While at the Royal College, in 1985 Inglis was granted an exchange studentship to Athens Academy, in Greece. For several months she absorbed Greek sculpture and toured the islands. A fellowship in painting at Gloucestershire College of Art & Design followed, in 1987-88. By this time, Inglis was beginning to exhibit at notable venues. In 1984, she had been given a solo exhibition at the Mappin Art Gallery, in Sheffield. She was included in "Women Artists" at Sheffield's Graves Art Gallery in 1985. London showings began, at the Royal Over-Seas League Annual and at Birch and Conran, in 1987, and in 1988 at Sue Williams Gallery, the Royal Academy Summer Exhibition and the Groucho Club.

Inglis continued steadily exhibiting while developing a teaching career. She enjoyed this, and the interchange with students that it involved. From 1987, she was a visiting lecturer at a string of colleges and polytechnics around England, in 1989 becoming a senior lecturer at Birmingham Polytechnic, where she stayed until her final illness.

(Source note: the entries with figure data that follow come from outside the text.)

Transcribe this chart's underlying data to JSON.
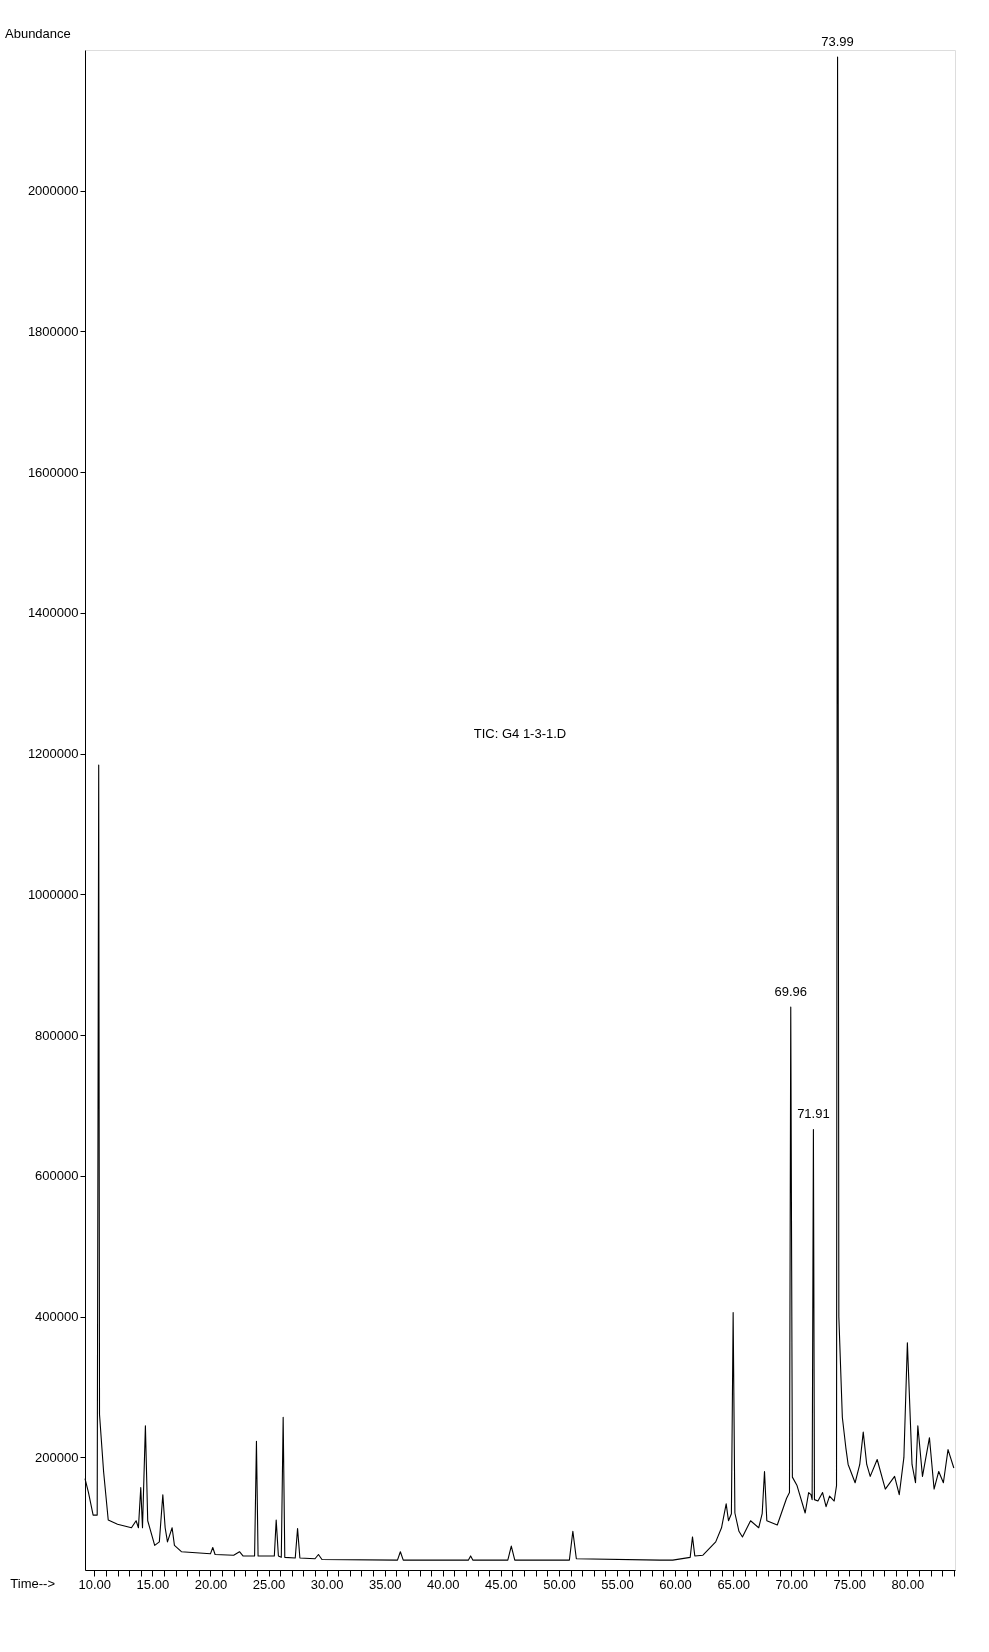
{
  "chart_data": {
    "type": "line",
    "title": "TIC: G4 1-3-1.D",
    "xlabel": "Time-->",
    "ylabel": "Abundance",
    "x": [
      9.2,
      9.5,
      9.9,
      10.25,
      10.38,
      10.45,
      10.8,
      11.2,
      12.0,
      13.2,
      13.6,
      13.8,
      14.0,
      14.15,
      14.4,
      14.6,
      15.2,
      15.6,
      15.9,
      16.1,
      16.3,
      16.7,
      16.9,
      17.5,
      20.0,
      20.2,
      20.4,
      22.0,
      22.5,
      22.8,
      23.8,
      23.96,
      24.1,
      25.5,
      25.66,
      25.85,
      26.1,
      26.26,
      26.4,
      27.3,
      27.5,
      27.7,
      29.0,
      29.3,
      29.6,
      36.1,
      36.35,
      36.6,
      42.2,
      42.4,
      42.6,
      45.6,
      45.9,
      46.2,
      50.9,
      51.2,
      51.5,
      58.7,
      59.8,
      61.3,
      61.5,
      61.7,
      62.4,
      63.5,
      64.0,
      64.4,
      64.6,
      64.85,
      65.0,
      65.15,
      65.5,
      65.8,
      66.5,
      67.2,
      67.5,
      67.7,
      67.9,
      68.8,
      69.6,
      69.85,
      69.96,
      70.1,
      70.5,
      71.2,
      71.5,
      71.7,
      71.8,
      71.91,
      72.0,
      72.3,
      72.7,
      73.0,
      73.3,
      73.7,
      73.9,
      73.99,
      74.1,
      74.4,
      74.7,
      74.9,
      75.5,
      75.9,
      76.2,
      76.5,
      76.8,
      77.4,
      78.1,
      78.9,
      79.3,
      79.7,
      80.0,
      80.4,
      80.7,
      80.9,
      81.3,
      81.9,
      82.3,
      82.7,
      83.1,
      83.5,
      84.0
    ],
    "series": [
      {
        "color": "#000000",
        "values": [
          170000,
          150000,
          118000,
          118000,
          1184000,
          261000,
          180000,
          111000,
          105000,
          100000,
          110000,
          100000,
          157000,
          100000,
          245000,
          110000,
          75000,
          80000,
          147000,
          100000,
          80000,
          100000,
          75000,
          66000,
          63000,
          72000,
          62000,
          61000,
          66000,
          60000,
          60000,
          223000,
          60000,
          60000,
          111000,
          60000,
          58000,
          257000,
          58000,
          57000,
          99000,
          57000,
          56000,
          62000,
          55000,
          54000,
          66000,
          54000,
          54000,
          60000,
          54000,
          54000,
          74000,
          54000,
          54000,
          95000,
          56000,
          54000,
          54000,
          58000,
          87000,
          60000,
          61000,
          80000,
          100000,
          134000,
          110000,
          120000,
          406000,
          121000,
          95000,
          87000,
          110000,
          100000,
          120000,
          180000,
          110000,
          104000,
          142000,
          150000,
          840000,
          172000,
          160000,
          121000,
          150000,
          147000,
          140000,
          666000,
          140000,
          138000,
          150000,
          130000,
          145000,
          138000,
          160000,
          2190000,
          400000,
          257000,
          214000,
          190000,
          164000,
          190000,
          236000,
          190000,
          173000,
          197000,
          155000,
          173000,
          147000,
          200000,
          363000,
          190000,
          164000,
          245000,
          173000,
          228000,
          155000,
          180000,
          164000,
          211000,
          185000
        ]
      }
    ],
    "xlim": [
      9.2,
      84.1
    ],
    "ylim": [
      40000,
      2200000
    ],
    "xticks": [
      {
        "value": 10,
        "label": "10.00"
      },
      {
        "value": 11,
        "label": null
      },
      {
        "value": 12,
        "label": null
      },
      {
        "value": 13,
        "label": null
      },
      {
        "value": 14,
        "label": null
      },
      {
        "value": 15,
        "label": "15.00"
      },
      {
        "value": 16,
        "label": null
      },
      {
        "value": 17,
        "label": null
      },
      {
        "value": 18,
        "label": null
      },
      {
        "value": 19,
        "label": null
      },
      {
        "value": 20,
        "label": "20.00"
      },
      {
        "value": 21,
        "label": null
      },
      {
        "value": 22,
        "label": null
      },
      {
        "value": 23,
        "label": null
      },
      {
        "value": 24,
        "label": null
      },
      {
        "value": 25,
        "label": "25.00"
      },
      {
        "value": 26,
        "label": null
      },
      {
        "value": 27,
        "label": null
      },
      {
        "value": 28,
        "label": null
      },
      {
        "value": 29,
        "label": null
      },
      {
        "value": 30,
        "label": "30.00"
      },
      {
        "value": 31,
        "label": null
      },
      {
        "value": 32,
        "label": null
      },
      {
        "value": 33,
        "label": null
      },
      {
        "value": 34,
        "label": null
      },
      {
        "value": 35,
        "label": "35.00"
      },
      {
        "value": 36,
        "label": null
      },
      {
        "value": 37,
        "label": null
      },
      {
        "value": 38,
        "label": null
      },
      {
        "value": 39,
        "label": null
      },
      {
        "value": 40,
        "label": "40.00"
      },
      {
        "value": 41,
        "label": null
      },
      {
        "value": 42,
        "label": null
      },
      {
        "value": 43,
        "label": null
      },
      {
        "value": 44,
        "label": null
      },
      {
        "value": 45,
        "label": "45.00"
      },
      {
        "value": 46,
        "label": null
      },
      {
        "value": 47,
        "label": null
      },
      {
        "value": 48,
        "label": null
      },
      {
        "value": 49,
        "label": null
      },
      {
        "value": 50,
        "label": "50.00"
      },
      {
        "value": 51,
        "label": null
      },
      {
        "value": 52,
        "label": null
      },
      {
        "value": 53,
        "label": null
      },
      {
        "value": 54,
        "label": null
      },
      {
        "value": 55,
        "label": "55.00"
      },
      {
        "value": 56,
        "label": null
      },
      {
        "value": 57,
        "label": null
      },
      {
        "value": 58,
        "label": null
      },
      {
        "value": 59,
        "label": null
      },
      {
        "value": 60,
        "label": "60.00"
      },
      {
        "value": 61,
        "label": null
      },
      {
        "value": 62,
        "label": null
      },
      {
        "value": 63,
        "label": null
      },
      {
        "value": 64,
        "label": null
      },
      {
        "value": 65,
        "label": "65.00"
      },
      {
        "value": 66,
        "label": null
      },
      {
        "value": 67,
        "label": null
      },
      {
        "value": 68,
        "label": null
      },
      {
        "value": 69,
        "label": null
      },
      {
        "value": 70,
        "label": "70.00"
      },
      {
        "value": 71,
        "label": null
      },
      {
        "value": 72,
        "label": null
      },
      {
        "value": 73,
        "label": null
      },
      {
        "value": 74,
        "label": null
      },
      {
        "value": 75,
        "label": "75.00"
      },
      {
        "value": 76,
        "label": null
      },
      {
        "value": 77,
        "label": null
      },
      {
        "value": 78,
        "label": null
      },
      {
        "value": 79,
        "label": null
      },
      {
        "value": 80,
        "label": "80.00"
      },
      {
        "value": 81,
        "label": null
      },
      {
        "value": 82,
        "label": null
      },
      {
        "value": 83,
        "label": null
      },
      {
        "value": 84,
        "label": null
      }
    ],
    "yticks": [
      200000,
      400000,
      600000,
      800000,
      1000000,
      1200000,
      1400000,
      1600000,
      1800000,
      2000000
    ],
    "annotations": [
      {
        "text": "69.96",
        "x": 69.96,
        "y": 840000
      },
      {
        "text": "71.91",
        "x": 71.91,
        "y": 666000
      },
      {
        "text": "73.99",
        "x": 73.99,
        "y": 2190000
      }
    ]
  }
}
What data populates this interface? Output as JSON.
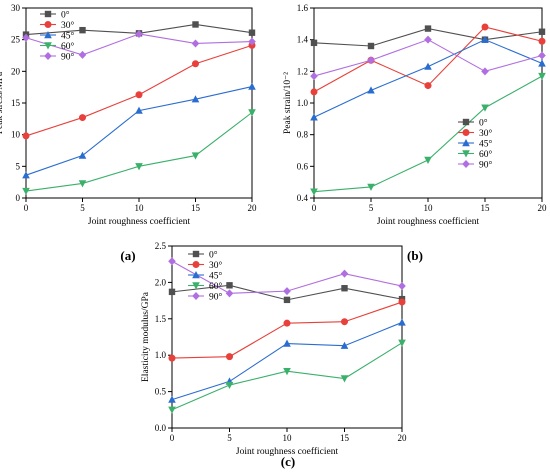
{
  "chart_data": [
    {
      "type": "line",
      "panel_label": "(a)",
      "xlabel": "Joint roughness coefficient",
      "ylabel": "Peak stress/MPa",
      "x": [
        0,
        5,
        10,
        15,
        20
      ],
      "xticks": [
        "0",
        "5",
        "10",
        "15",
        "20"
      ],
      "xlim": [
        0,
        20
      ],
      "yticks": [
        "0",
        "5",
        "10",
        "15",
        "20",
        "25",
        "30"
      ],
      "ylim": [
        0,
        30
      ],
      "legend_position": "upper-left",
      "series": [
        {
          "name": "0°",
          "color": "#505050",
          "marker": "square",
          "values": [
            25.8,
            26.5,
            26.0,
            27.4,
            26.1
          ]
        },
        {
          "name": "30°",
          "color": "#e8403a",
          "marker": "circle",
          "values": [
            9.8,
            12.7,
            16.3,
            21.2,
            24.1
          ]
        },
        {
          "name": "45°",
          "color": "#2a6dd0",
          "marker": "triangle-up",
          "values": [
            3.6,
            6.7,
            13.8,
            15.6,
            17.6
          ]
        },
        {
          "name": "60°",
          "color": "#3ab06a",
          "marker": "triangle-down",
          "values": [
            1.1,
            2.3,
            5.0,
            6.7,
            13.5
          ]
        },
        {
          "name": "90°",
          "color": "#b06ee0",
          "marker": "diamond",
          "values": [
            25.3,
            22.6,
            25.9,
            24.4,
            24.7
          ]
        }
      ]
    },
    {
      "type": "line",
      "panel_label": "(b)",
      "xlabel": "Joint roughness coefficient",
      "ylabel": "Peak strain/10⁻²",
      "x": [
        0,
        5,
        10,
        15,
        20
      ],
      "xticks": [
        "0",
        "5",
        "10",
        "15",
        "20"
      ],
      "xlim": [
        0,
        20
      ],
      "yticks": [
        "0.4",
        "0.6",
        "0.8",
        "1.0",
        "1.2",
        "1.4",
        "1.6"
      ],
      "ylim": [
        0.4,
        1.6
      ],
      "legend_position": "lower-right",
      "series": [
        {
          "name": "0°",
          "color": "#505050",
          "marker": "square",
          "values": [
            1.38,
            1.36,
            1.47,
            1.4,
            1.45
          ]
        },
        {
          "name": "30°",
          "color": "#e8403a",
          "marker": "circle",
          "values": [
            1.07,
            1.27,
            1.11,
            1.48,
            1.39
          ]
        },
        {
          "name": "45°",
          "color": "#2a6dd0",
          "marker": "triangle-up",
          "values": [
            0.91,
            1.08,
            1.23,
            1.4,
            1.25
          ]
        },
        {
          "name": "60°",
          "color": "#3ab06a",
          "marker": "triangle-down",
          "values": [
            0.44,
            0.47,
            0.64,
            0.97,
            1.17
          ]
        },
        {
          "name": "90°",
          "color": "#b06ee0",
          "marker": "diamond",
          "values": [
            1.17,
            1.27,
            1.4,
            1.2,
            1.3
          ]
        }
      ]
    },
    {
      "type": "line",
      "panel_label": "(c)",
      "xlabel": "Joint roughness coefficient",
      "ylabel": "Elasticity modulus/GPa",
      "x": [
        0,
        5,
        10,
        15,
        20
      ],
      "xticks": [
        "0",
        "5",
        "10",
        "15",
        "20"
      ],
      "xlim": [
        0,
        20
      ],
      "yticks": [
        "0.0",
        "0.5",
        "1.0",
        "1.5",
        "2.0",
        "2.5"
      ],
      "ylim": [
        0,
        2.5
      ],
      "legend_position": "upper-left",
      "series": [
        {
          "name": "0°",
          "color": "#505050",
          "marker": "square",
          "values": [
            1.87,
            1.96,
            1.76,
            1.92,
            1.77
          ]
        },
        {
          "name": "30°",
          "color": "#e8403a",
          "marker": "circle",
          "values": [
            0.96,
            0.98,
            1.44,
            1.46,
            1.73
          ]
        },
        {
          "name": "45°",
          "color": "#2a6dd0",
          "marker": "triangle-up",
          "values": [
            0.39,
            0.64,
            1.16,
            1.13,
            1.45
          ]
        },
        {
          "name": "60°",
          "color": "#3ab06a",
          "marker": "triangle-down",
          "values": [
            0.25,
            0.59,
            0.78,
            0.68,
            1.17
          ]
        },
        {
          "name": "90°",
          "color": "#b06ee0",
          "marker": "diamond",
          "values": [
            2.29,
            1.85,
            1.88,
            2.12,
            1.95
          ]
        }
      ]
    }
  ]
}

Initially based in Stroud, Gloucestershire, she taught three days a week, leaving time for her own work in rented studios. A move to the old Co-op in nearby Nailsworth a few years ago provided a more convenient integral studio.

Inglis had to live with cancer for about 18 months. It meant that she was unable to see through a late, ambitious project to draw a series of dead birds. The energy was just not there, but this failed to erode her indomitable nature. "She was very outspoken, very honest," remembers her daughter, Tam. "She always said what she thought without filtering it."

Some of her finest pictures were shown in the exhibition she shared with Anita Taylor at MAC (Midlands Arts Centre), Birmingham, in 1997. Peter de Francia wrote:

Her pictorial language is austere. Intense blacks frequently form the arena in which

her carnival figures move in a choreography of stilted gestures and disquieting confrontations through which implied propositioning or questioning evokes no response . . . These are works possessing a disquieting resonance.

By then, Inglis had gathered some notable awards. She had won the Burston Award at the Royal Academy in 1987, to which a South West Arts Award, 1992, Rexel/Derwent Award for Drawing, 1993, and a prize in the Millfield Open, 1994, were added. Public galleries in Birmingham and Sheffield and a number of corporate collections acquired her works.